К тому же, как поаккуратнее избавить рыжую Маньку от ненужной влюбленности в себя, он еще не совсем продумал. «Шла бы она в баню… И все такое прочее… Хотя нужно попробовать. Рыжая стоит выделки…»
— …Ой, Фил… Какой ты у меня мужественный, мужчина… Стопудово смелости и отваги тебе не занимать, — иронично прижмурившись, Настя сообщила Филиппу, украдкой глянув на реакцию Марии, первой успевшую рассупониться до банной обнаженной кондиции.
К тому времени официантка в элитной сауне, она же банщица с полотенцем вокруг бедер, прекратила вертеться в предбаннике и скрылась в подсобках. Видать, устыдилась своего недокормленного аскетической диетой тощего тела, торчащих наружу ребер жесткости и двух полупустых мешочков, заменявших ей грудь. Или наверняка не вынесла сравнения собственной иссохшей анатомии с пышными прелестями и округлостями обеих барышень Филиппа Ирнеева.
— Мы думали, ты у нас истинно добродетельный рыцарь и побоишься разоблачаться при дамах твоего сердца, — проявила гендерную солидарность Мария, игривым тоном поддержав Настю.
— А мне, знаете ли, милые барышни, не привыкать стать к откровенному, как есть без фиговых листочков, общению с противоположным полом. С детства, понимаете, мамой и соседками приучен.
Пошли в парную. Там в тепле дорасскажу…
Так вот, в шесть лет водила меня мама на пляж, недалеко от нашего дома на Молодежном озере. Девочки из нашего двора — черненькая Надя и рыженькая Маня — были в трусиках, их молоденькие мамы — в бикини и купальниках, а Филька как есть, на бережку голозадый, со всем мальчиковым хозяйством наружу.
Откровенно сказать, к тому времени оно было не совсем уж младенческим. Но мама говорила: так надо-де для здоровья и загара.

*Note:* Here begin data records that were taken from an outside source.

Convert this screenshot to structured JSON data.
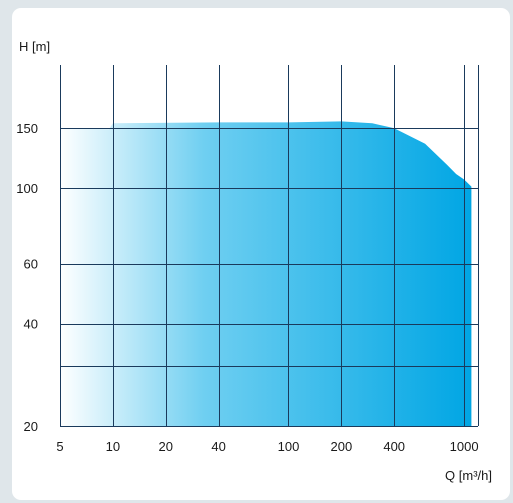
{
  "chart_data": {
    "type": "area",
    "title": "",
    "xlabel": "Q [m³/h]",
    "ylabel": "H [m]",
    "x_scale": "log",
    "y_scale": "log",
    "xlim": [
      5,
      1200
    ],
    "ylim": [
      20,
      230
    ],
    "x_ticks": [
      5,
      10,
      20,
      40,
      100,
      200,
      400,
      1000
    ],
    "x_tick_labels": [
      "5",
      "10",
      "20",
      "40",
      "100",
      "200",
      "400",
      "1000"
    ],
    "y_ticks": [
      20,
      40,
      60,
      100,
      150
    ],
    "y_tick_labels": [
      "20",
      "40",
      "60",
      "100",
      "150"
    ],
    "y_gridlines": [
      20,
      30,
      40,
      60,
      100,
      150
    ],
    "grid": true,
    "envelope": {
      "x": [
        5,
        9.5,
        10,
        40,
        100,
        200,
        300,
        400,
        600,
        800,
        900,
        1000,
        1100,
        1100
      ],
      "y": [
        150,
        149,
        155,
        156,
        156,
        157,
        155,
        150,
        135,
        117,
        110,
        106,
        101,
        20
      ]
    },
    "fill_colors": {
      "start": "#ffffff",
      "mid": "#6fcff1",
      "end": "#00a6e4"
    },
    "gridline_color": "#1a3a5c"
  }
}
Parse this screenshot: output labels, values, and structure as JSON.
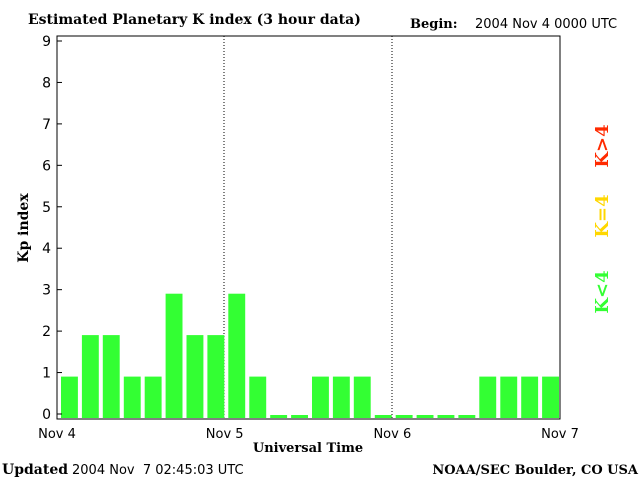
{
  "chart_data": {
    "type": "bar",
    "title": "Estimated Planetary K index (3 hour data)",
    "begin_label": "Begin:",
    "begin_value": "2004 Nov 4 0000 UTC",
    "ylabel": "Kp index",
    "xlabel": "Universal Time",
    "ylim": [
      0,
      9
    ],
    "yticks": [
      "0",
      "1",
      "2",
      "3",
      "4",
      "5",
      "6",
      "7",
      "8",
      "9"
    ],
    "xticks": [
      "Nov 4",
      "Nov 5",
      "Nov 6",
      "Nov 7"
    ],
    "values": [
      1,
      2,
      2,
      1,
      1,
      3,
      2,
      2,
      3,
      1,
      0.07,
      0.07,
      1,
      1,
      1,
      0.07,
      0.07,
      0.07,
      0.07,
      0.07,
      1,
      1,
      1,
      1
    ],
    "legend": [
      {
        "label": "K>4",
        "color": "#ff2a00"
      },
      {
        "label": "K=4",
        "color": "#ffd700"
      },
      {
        "label": "K<4",
        "color": "#33ff33"
      }
    ],
    "bar_color": "#33ff33",
    "grid": false
  },
  "footer": {
    "updated_label": "Updated",
    "updated_value": "2004 Nov  7 02:45:03 UTC",
    "source": "NOAA/SEC Boulder, CO USA"
  }
}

Поначалу было стыдно, девочки Надя и Маня хихикали из-под ладошки, разглядывали мои причиндалы… Потом перестали.
Глядя на нас, мамы умилялись, как хорошо, мол, голенький Филька с нашими девчонками в песочке играет. Дружно, не ссорясь… А девочкам лучше в трусиках, чтоб песок в нежные женские места не попадал…
— Ой, Фил, ты специально выдумываешь. Выделываешься, потому что я тебе о себе рассказала. Ты был маленьким, и ничегошеньки не мог запомнить.